2. Cost of developing a virus. A cheap, 3 year old, PC system can be purchased for dirt. Any two bit hack can get a PC and start playing script kiddy. Going out and purchasing a Mac solely for the purpose of looking for a security hole costs more. One note on this. It looks like you CAN get older iMacs on ebay pretty damn cheap so this probably ends up being a moot point.
3. Market share DOES play a part in this. If you are a virus writer who would you be more interested in going after? 3-4% market share or 95%?
4. Apple doesn't give script kiddies vulnerabilities on a silver platter.
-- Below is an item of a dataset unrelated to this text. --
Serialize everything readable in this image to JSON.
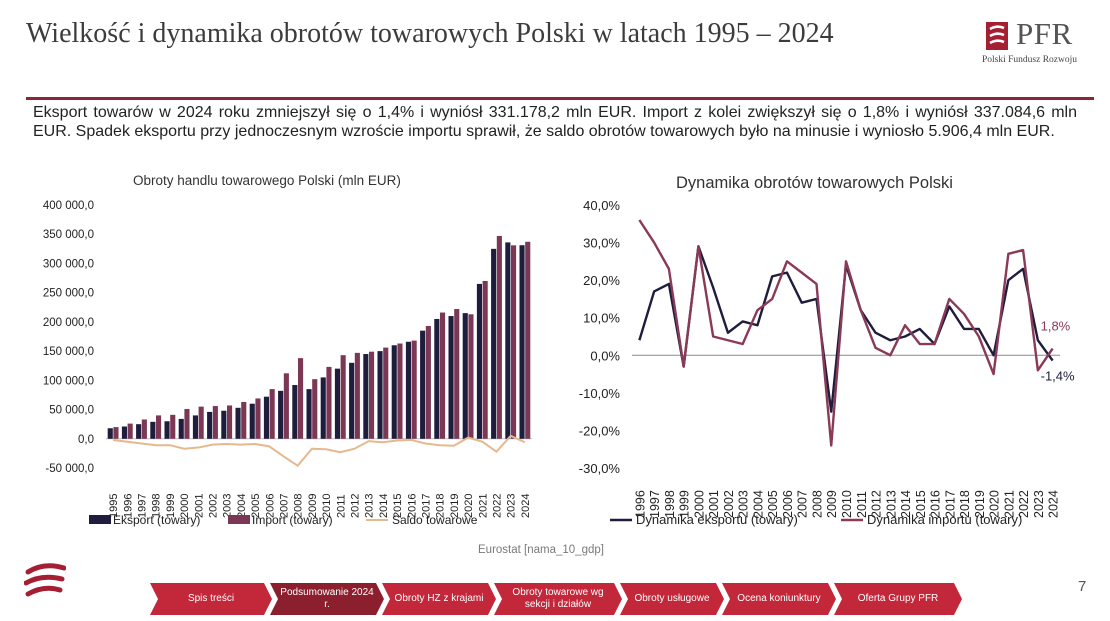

The last 3 MAJOR worms/viruses have been based off of security vulnerabilities that were patched by Microsoft anywhere from a few weeks to months in advance. (Note: Blaster came out in late September. The patch for it was released in JULY!) Scrip kiddies don't look for vulnerabilities in Windows. They reverse engineer the various patches MS releases to the masses and exploit the fact that Windows users don't update. If people would auto update their systems when MS releases a patch things like the Blaster worm would become a moot point. Therein lies the problem. MS patches occasionally break things. (And don't tell me Apple patches don't do the same. See 10.2.8 for reference material.) A company needs to do testing before they roll out patches and that takes time. So when MS releases a patch a stopwatch starts. Who is going to get the task completed first? The user base and large companies who have to test this patch before implementation or the script kiddy who is trying to figure out how to exploit this security vulnerability.
*shrugs* all I know is this. I've run Windows 3, 3.11, 95, 95B, 98, 98SE, NT 4, 2000, XP, Server 2003. Currently I own two laptops a desktop, and a home server and in all that time I've never been infected by a virus. I think at this point both Microsoft, and the user are to blame for the problems with Windows. (With the virus/worm writer being overall to blame.) I see it as such. Microsoft: 60% User: 40%. Let me put it another way. If Ford put out a recall for their 2004 Explorer model because it explodes on impact from a 5MPH crash and you ignored the recall who's overall fault is it?